CLAIMANT DID NOT RECEIVE PART 36 BENEFITS WHEN IT BEAT ITS OWN OFFER BY SEVEN PENCE: A REQUEST TO CAPITULATE IS NOT A GENUINE OFFER OF SETTLEMENT
I am grateful to barrister James Miller for sending me a copy of the judgment of District Judge Griffith in Gohil -v-Advantage Insurance Company (County Court at Birmingham, 11th May 2023) a copy of which is available here. Gohil v Advantage Insurance Company Limited
The judge considered an argument that the claimant should recover the usual consequences of Part 36 in a case where it had beaten its offer by 7 pence.
“I find a reduction of 7 pence was tantamount to asking the Defendant to completely capitulate its position and was not a genuine attempt to settle the proceedings”.
The claimant brought an action for damages which fell within the fixed costs regime. Those fixed costs amounted to £4,937.07. The claimant made a Part 36 offer of £4,937.00 (7 pence less than the sum claimed). The defendant was ordered to pay the fixed costs at £4,937.07. The issue arose as to whether the Claimant was entitled to the normal order under Part 36, having beaten their own offer.
The judge considered the case law in detail.
- The defendant accepted that the claimant’s offer was at least as advantageous as the eventual award.
- This meant that the claimant was entitled to the award unless the court considered it unjust to do so.
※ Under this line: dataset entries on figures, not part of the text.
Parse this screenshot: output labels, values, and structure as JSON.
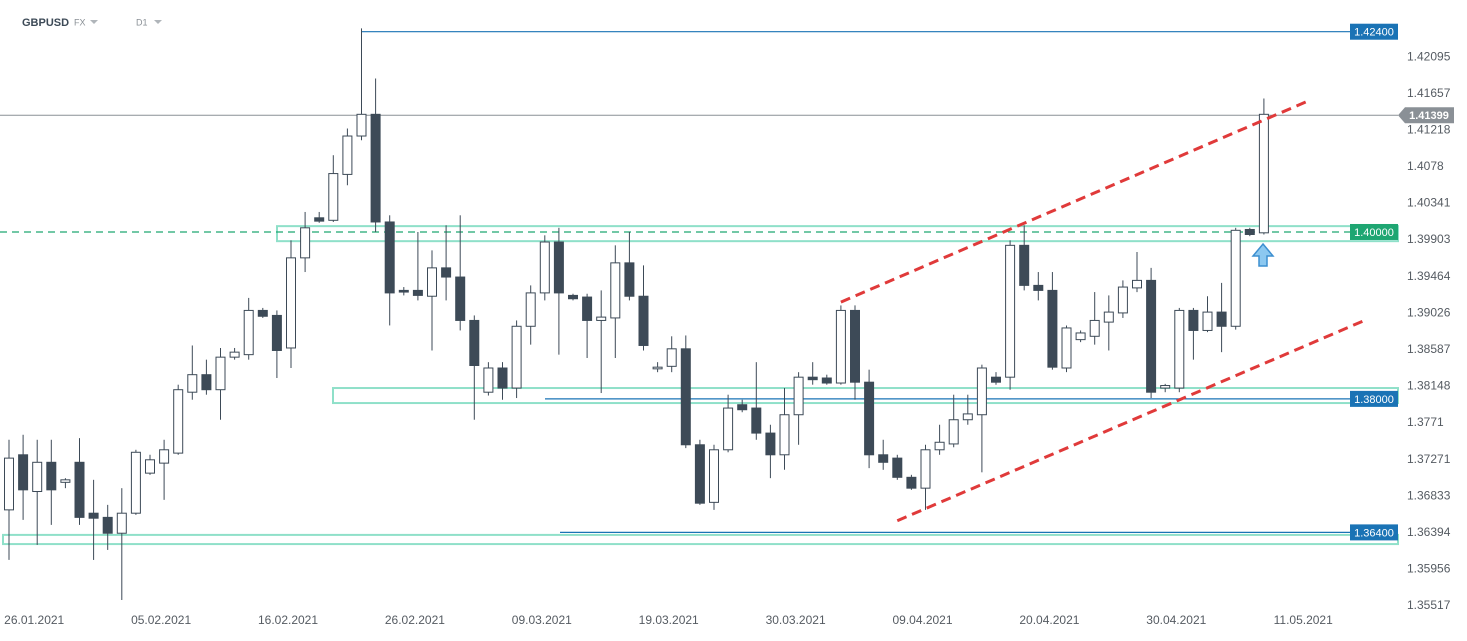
{
  "chart_data": {
    "type": "candlestick",
    "title": "GBPUSD",
    "market": "FX",
    "interval": "D1",
    "categories": [
      null,
      null,
      "26.01.2021",
      null,
      null,
      null,
      null,
      null,
      null,
      null,
      null,
      "05.02.2021",
      null,
      null,
      null,
      null,
      null,
      null,
      null,
      null,
      "16.02.2021",
      null,
      null,
      null,
      null,
      null,
      null,
      null,
      null,
      "26.02.2021",
      null,
      null,
      null,
      null,
      null,
      null,
      null,
      null,
      "09.03.2021",
      null,
      null,
      null,
      null,
      null,
      null,
      null,
      null,
      "19.03.2021",
      null,
      null,
      null,
      null,
      null,
      null,
      null,
      null,
      "30.03.2021",
      null,
      null,
      null,
      null,
      null,
      null,
      null,
      null,
      "09.04.2021",
      null,
      null,
      null,
      null,
      null,
      null,
      null,
      null,
      "20.04.2021",
      null,
      null,
      null,
      null,
      null,
      null,
      null,
      null,
      "30.04.2021",
      null,
      null,
      null,
      null,
      null,
      null,
      null,
      null,
      "11.05.2021"
    ],
    "open": [
      1.3667,
      1.3733,
      1.3689,
      1.3724,
      1.37,
      1.3724,
      1.3663,
      1.3658,
      1.3639,
      1.3663,
      1.3711,
      1.3723,
      1.3735,
      1.3808,
      1.3829,
      1.3811,
      1.385,
      1.3853,
      1.3906,
      1.39,
      1.3861,
      1.3969,
      1.4017,
      1.4014,
      1.4069,
      1.4115,
      1.4141,
      1.4012,
      1.393,
      1.393,
      1.3923,
      1.3957,
      1.3946,
      1.3894,
      1.3808,
      1.3837,
      1.3813,
      1.3887,
      1.3927,
      1.3988,
      1.3924,
      1.3922,
      1.3894,
      1.3897,
      1.3963,
      1.3923,
      1.3836,
      1.3839,
      1.386,
      1.3745,
      1.3676,
      1.3739,
      1.3793,
      1.3789,
      1.3759,
      1.3733,
      1.3781,
      1.3826,
      1.3825,
      1.3819,
      1.3906,
      1.382,
      1.3733,
      1.3729,
      1.3706,
      1.3693,
      1.3739,
      1.3746,
      1.3775,
      1.3781,
      1.3826,
      1.3826,
      1.3984,
      1.3936,
      1.393,
      1.3837,
      1.3871,
      1.3875,
      1.3892,
      1.3903,
      1.3933,
      1.3942,
      1.3813,
      1.3813,
      1.3906,
      1.3882,
      1.3904,
      1.3887,
      1.4003,
      1.3999,
      null,
      null,
      null
    ],
    "high": [
      1.3751,
      1.3757,
      1.3751,
      1.3751,
      1.3705,
      1.3753,
      1.3703,
      1.3673,
      1.3693,
      1.3739,
      1.3733,
      1.3751,
      1.3817,
      1.3864,
      1.3847,
      1.3861,
      1.3861,
      1.3921,
      1.3909,
      1.3906,
      1.399,
      1.4024,
      1.4024,
      1.4092,
      1.4124,
      1.4244,
      1.4184,
      1.402,
      1.3934,
      1.4,
      1.3978,
      1.4008,
      1.402,
      1.39,
      1.3844,
      1.3844,
      1.3894,
      1.3936,
      1.3996,
      1.4005,
      1.3926,
      1.3926,
      1.393,
      1.3984,
      1.4,
      1.396,
      1.3844,
      1.3875,
      1.3876,
      1.3751,
      1.3745,
      1.3805,
      1.3799,
      1.3844,
      1.3769,
      1.3813,
      1.3832,
      1.3844,
      1.3829,
      1.3912,
      1.3912,
      1.3835,
      1.3751,
      1.3733,
      1.3709,
      1.3745,
      1.3769,
      1.3805,
      1.3805,
      1.3841,
      1.3832,
      1.399,
      1.4008,
      1.3952,
      1.3952,
      1.3888,
      1.3882,
      1.3928,
      1.3924,
      1.3942,
      1.3976,
      1.3957,
      1.3818,
      1.3909,
      1.3909,
      1.3923,
      1.3939,
      1.4005,
      1.4005,
      1.416,
      null,
      null,
      null
    ],
    "low": [
      1.3607,
      1.3655,
      1.3625,
      1.3649,
      1.3693,
      1.3649,
      1.3607,
      1.3619,
      1.3559,
      1.3661,
      1.3709,
      1.3679,
      1.3733,
      1.3799,
      1.3805,
      1.3775,
      1.3847,
      1.3847,
      1.3897,
      1.3825,
      1.3837,
      1.3952,
      1.4011,
      1.4012,
      1.4056,
      1.411,
      1.4,
      1.3888,
      1.3924,
      1.3918,
      1.3858,
      1.3918,
      1.3882,
      1.3775,
      1.3804,
      1.3799,
      1.3801,
      1.3865,
      1.3918,
      1.3853,
      1.3918,
      1.3849,
      1.3807,
      1.3849,
      1.3918,
      1.3858,
      1.3832,
      1.3832,
      1.3741,
      1.3673,
      1.3667,
      1.3736,
      1.3784,
      1.3751,
      1.3705,
      1.3715,
      1.3745,
      1.3817,
      1.3817,
      1.3817,
      1.3799,
      1.3717,
      1.3715,
      1.3703,
      1.3691,
      1.3667,
      1.3733,
      1.3742,
      1.3769,
      1.3712,
      1.3817,
      1.3811,
      1.393,
      1.3918,
      1.3835,
      1.3832,
      1.3868,
      1.3865,
      1.3858,
      1.3897,
      1.3928,
      1.3801,
      1.3808,
      1.3808,
      1.3847,
      1.388,
      1.3856,
      1.3883,
      1.3995,
      1.3997,
      null,
      null,
      null
    ],
    "close": [
      1.3729,
      1.3691,
      1.3724,
      1.3691,
      1.3703,
      1.3658,
      1.3657,
      1.3639,
      1.3663,
      1.3736,
      1.3727,
      1.3739,
      1.3811,
      1.3829,
      1.3811,
      1.385,
      1.3856,
      1.3906,
      1.3899,
      1.3858,
      1.3969,
      1.4005,
      1.4013,
      1.407,
      1.4115,
      1.4141,
      1.4012,
      1.3927,
      1.3928,
      1.3924,
      1.3957,
      1.3946,
      1.3894,
      1.384,
      1.3837,
      1.3813,
      1.3887,
      1.3927,
      1.3988,
      1.3927,
      1.392,
      1.3894,
      1.3898,
      1.3963,
      1.3923,
      1.3864,
      1.3838,
      1.386,
      1.3745,
      1.3675,
      1.3739,
      1.3789,
      1.3787,
      1.3759,
      1.3733,
      1.3781,
      1.3826,
      1.3823,
      1.3819,
      1.3906,
      1.382,
      1.3733,
      1.3724,
      1.3706,
      1.3693,
      1.3739,
      1.3748,
      1.3775,
      1.3782,
      1.3837,
      1.382,
      1.3984,
      1.3936,
      1.393,
      1.3838,
      1.3885,
      1.3879,
      1.3894,
      1.3904,
      1.3934,
      1.3942,
      1.3808,
      1.3816,
      1.3906,
      1.3882,
      1.3904,
      1.3887,
      1.4002,
      1.3997,
      1.4141,
      null,
      null,
      null
    ],
    "up_color": "#ffffff",
    "down_color": "#3d4a57",
    "ylim": [
      1.3547,
      1.4278
    ],
    "yticks": [
      1.42095,
      1.41657,
      1.41218,
      1.4078,
      1.40341,
      1.39903,
      1.39464,
      1.39026,
      1.38587,
      1.38148,
      1.3771,
      1.37271,
      1.36833,
      1.36394,
      1.35956,
      1.35517
    ],
    "grid": false,
    "levels": [
      {
        "value": 1.424,
        "label": "1.42400",
        "color": "#1a73b5",
        "dashed": false
      },
      {
        "value": 1.4,
        "label": "1.40000",
        "color": "#1ea672",
        "dashed": true
      },
      {
        "value": 1.38,
        "label": "1.38000",
        "color": "#1a73b5",
        "dashed": false
      },
      {
        "value": 1.364,
        "label": "1.36400",
        "color": "#1a73b5",
        "dashed": false
      }
    ],
    "current_price": {
      "value": 1.41399,
      "label": "1.41399",
      "color": "#8a9096"
    },
    "zones": [
      {
        "low": 1.3989,
        "high": 1.4007
      },
      {
        "low": 1.3795,
        "high": 1.3813
      },
      {
        "low": 1.3626,
        "high": 1.3637
      }
    ],
    "zone_color": "#8fe0c9",
    "trendlines": [
      {
        "x": [
          59,
          92
        ],
        "y": [
          1.3916,
          1.4156
        ]
      },
      {
        "x": [
          63,
          96
        ],
        "y": [
          1.3654,
          1.3893
        ]
      }
    ],
    "trendline_color": "#e03a3a"
  }
}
The judge stated that “I find a reduction of 7 pence was tantamount to asking the Defendant to completely capitulate its position and was not a genuine attempt to settle the proceedings”.
- The discount offered presented to no real opportunity for settlement but appeared to be a tactical step designed to secure the benefit of incentives
Taking into account all the circumstances of the case the additional awards in 36.17 will not apply.